Happy Monday people – or is it?

 
 I have found, on this lovely Monday morning, that I am DONE being the bad guy and I am DONE being the door mat.  For those of you confused, allow me to explain. 

 I have people around me who are so self-involved and entitled that they care about little else around them.  I also know people who would rather hold on to some decade(s) old grudge despite being offered MANY olive branches.  Here is what I have to say to those people:

  1. If I have extended olive branches and you continue to be nasty, consider that practice done.  I tried (and tried and tried and tried) and I don’t have time for that anymore.
  2. If you want to react to things like a child, then feel free to move another direction. I don’t have time for that either.
  3. If you want to get angry and hostile every time someone disagrees you, please figure out a way to grow up.
  4. If living in your own filth is okay with you, please take MANY steps away from me.
  5. If the ONLY thing you care to talk about is yourself, I don’t want to hear it.
  6. If you want to always be  a victim and everything that happens is someone else’s fault, you need to get some therapy.
  7. If you insist on punishing me for someone else’s behavior, get a grip.
  8. If you refuse to take responsibility for ANYTHING, that is a problem and it will come back to bite you later.

 All this to say, I am over it.  For YEARS people have treated me like I am some kind of monster – like everything that comes out of my mouth is nasty or filled with lies (and don't get me started on people that read a TEXT that way).  And 99% of the time that is not true.  Yes that was probably true when I was 17, but I’m 45 now – get over it.  I can say with certainty that there are a small smattering of people around me who can tell you that we treat each other with mutual respect and friendship and because of that, I will bend over backwards to help them. I will cancel plans, rearrange my day, whatever I CAN do to help with something and they often do the same for me. I would fight for them any time I needed to - I have their back. 

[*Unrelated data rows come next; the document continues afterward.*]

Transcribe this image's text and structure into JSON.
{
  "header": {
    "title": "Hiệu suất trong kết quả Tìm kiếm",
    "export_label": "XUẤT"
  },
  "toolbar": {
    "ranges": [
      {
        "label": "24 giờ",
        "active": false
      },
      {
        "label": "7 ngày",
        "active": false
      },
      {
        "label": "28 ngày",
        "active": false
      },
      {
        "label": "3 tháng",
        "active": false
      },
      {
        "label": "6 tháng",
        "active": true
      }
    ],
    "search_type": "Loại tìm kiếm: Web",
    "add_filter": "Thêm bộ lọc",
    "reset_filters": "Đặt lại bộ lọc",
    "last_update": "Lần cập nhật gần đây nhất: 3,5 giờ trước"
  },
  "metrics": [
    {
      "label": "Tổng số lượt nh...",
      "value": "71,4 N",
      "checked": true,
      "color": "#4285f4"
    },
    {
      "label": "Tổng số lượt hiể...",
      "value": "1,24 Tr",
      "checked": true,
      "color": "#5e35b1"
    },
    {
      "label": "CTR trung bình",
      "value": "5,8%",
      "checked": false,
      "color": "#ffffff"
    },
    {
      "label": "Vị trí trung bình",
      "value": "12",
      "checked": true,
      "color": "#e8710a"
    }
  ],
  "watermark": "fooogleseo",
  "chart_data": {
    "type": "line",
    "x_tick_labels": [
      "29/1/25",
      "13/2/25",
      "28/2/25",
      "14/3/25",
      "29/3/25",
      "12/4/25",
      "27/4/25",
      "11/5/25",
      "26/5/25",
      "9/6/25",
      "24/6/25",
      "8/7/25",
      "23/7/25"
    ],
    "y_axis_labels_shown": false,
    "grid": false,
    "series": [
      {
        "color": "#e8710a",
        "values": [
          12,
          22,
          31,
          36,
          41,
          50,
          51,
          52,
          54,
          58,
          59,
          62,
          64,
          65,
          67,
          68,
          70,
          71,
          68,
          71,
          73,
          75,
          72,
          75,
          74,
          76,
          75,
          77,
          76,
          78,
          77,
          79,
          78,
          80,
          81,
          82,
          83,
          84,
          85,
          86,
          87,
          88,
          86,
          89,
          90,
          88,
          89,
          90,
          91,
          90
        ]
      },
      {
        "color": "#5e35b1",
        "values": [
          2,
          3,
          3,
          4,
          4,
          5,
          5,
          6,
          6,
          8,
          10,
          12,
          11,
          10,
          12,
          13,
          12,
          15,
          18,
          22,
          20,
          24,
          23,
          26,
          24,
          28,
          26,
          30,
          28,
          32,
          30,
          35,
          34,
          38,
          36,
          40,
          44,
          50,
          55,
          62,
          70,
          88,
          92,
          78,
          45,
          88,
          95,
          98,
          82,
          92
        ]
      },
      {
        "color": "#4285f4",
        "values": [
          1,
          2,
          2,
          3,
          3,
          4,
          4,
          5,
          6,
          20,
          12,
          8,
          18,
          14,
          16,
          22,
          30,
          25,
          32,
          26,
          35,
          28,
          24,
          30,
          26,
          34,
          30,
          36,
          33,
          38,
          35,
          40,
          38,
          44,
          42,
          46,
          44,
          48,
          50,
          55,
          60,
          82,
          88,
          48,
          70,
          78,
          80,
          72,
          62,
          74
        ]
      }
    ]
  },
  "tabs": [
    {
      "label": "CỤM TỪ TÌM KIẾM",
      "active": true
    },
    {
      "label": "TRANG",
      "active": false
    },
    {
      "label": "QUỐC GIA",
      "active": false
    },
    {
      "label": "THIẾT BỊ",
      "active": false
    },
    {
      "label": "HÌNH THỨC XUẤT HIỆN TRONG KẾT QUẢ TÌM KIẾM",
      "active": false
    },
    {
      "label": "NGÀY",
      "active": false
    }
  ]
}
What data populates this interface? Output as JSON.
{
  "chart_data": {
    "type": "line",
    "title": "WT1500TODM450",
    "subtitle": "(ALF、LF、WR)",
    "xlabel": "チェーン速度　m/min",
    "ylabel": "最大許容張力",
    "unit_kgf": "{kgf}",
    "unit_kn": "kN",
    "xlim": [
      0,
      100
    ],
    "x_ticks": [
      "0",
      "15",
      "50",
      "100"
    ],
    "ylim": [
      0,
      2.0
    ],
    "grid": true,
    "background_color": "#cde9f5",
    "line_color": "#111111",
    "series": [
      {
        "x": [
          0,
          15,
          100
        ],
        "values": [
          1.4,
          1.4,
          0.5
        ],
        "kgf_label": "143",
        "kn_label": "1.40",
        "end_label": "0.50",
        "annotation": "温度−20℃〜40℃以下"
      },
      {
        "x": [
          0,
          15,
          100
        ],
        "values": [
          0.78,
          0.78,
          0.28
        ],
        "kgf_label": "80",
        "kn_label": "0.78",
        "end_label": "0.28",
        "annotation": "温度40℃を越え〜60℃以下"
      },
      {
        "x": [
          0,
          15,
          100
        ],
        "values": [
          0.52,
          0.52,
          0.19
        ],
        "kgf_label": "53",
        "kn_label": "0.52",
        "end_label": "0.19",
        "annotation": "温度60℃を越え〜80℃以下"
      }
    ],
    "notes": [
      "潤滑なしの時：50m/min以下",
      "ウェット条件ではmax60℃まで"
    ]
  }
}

 I have actually lost MANY family members over this behavior - because they decided to blame me for what others did (excuse much?).  Most of them cut me off completely (nearly two decades ago now) and I would be lying if I said that it still doesn’t hurt a little bit.  In my marriages, I have always been the bad guy, particularly to the in-law family (and you would not believe some of the stupid crap I have been blamed for).  

 Here’s the thing guys – I KNOW my faults - and I work so hard to try and improve. I know where I need improvement, I know when I am being irrational (which is admittedly often) and I know when all I really want is for someone to sit with me. I also know when I am being used, neglected, abused or taken for granted – in any of my personal relationships.  And I am DONE with that. Take your BS somewhere else.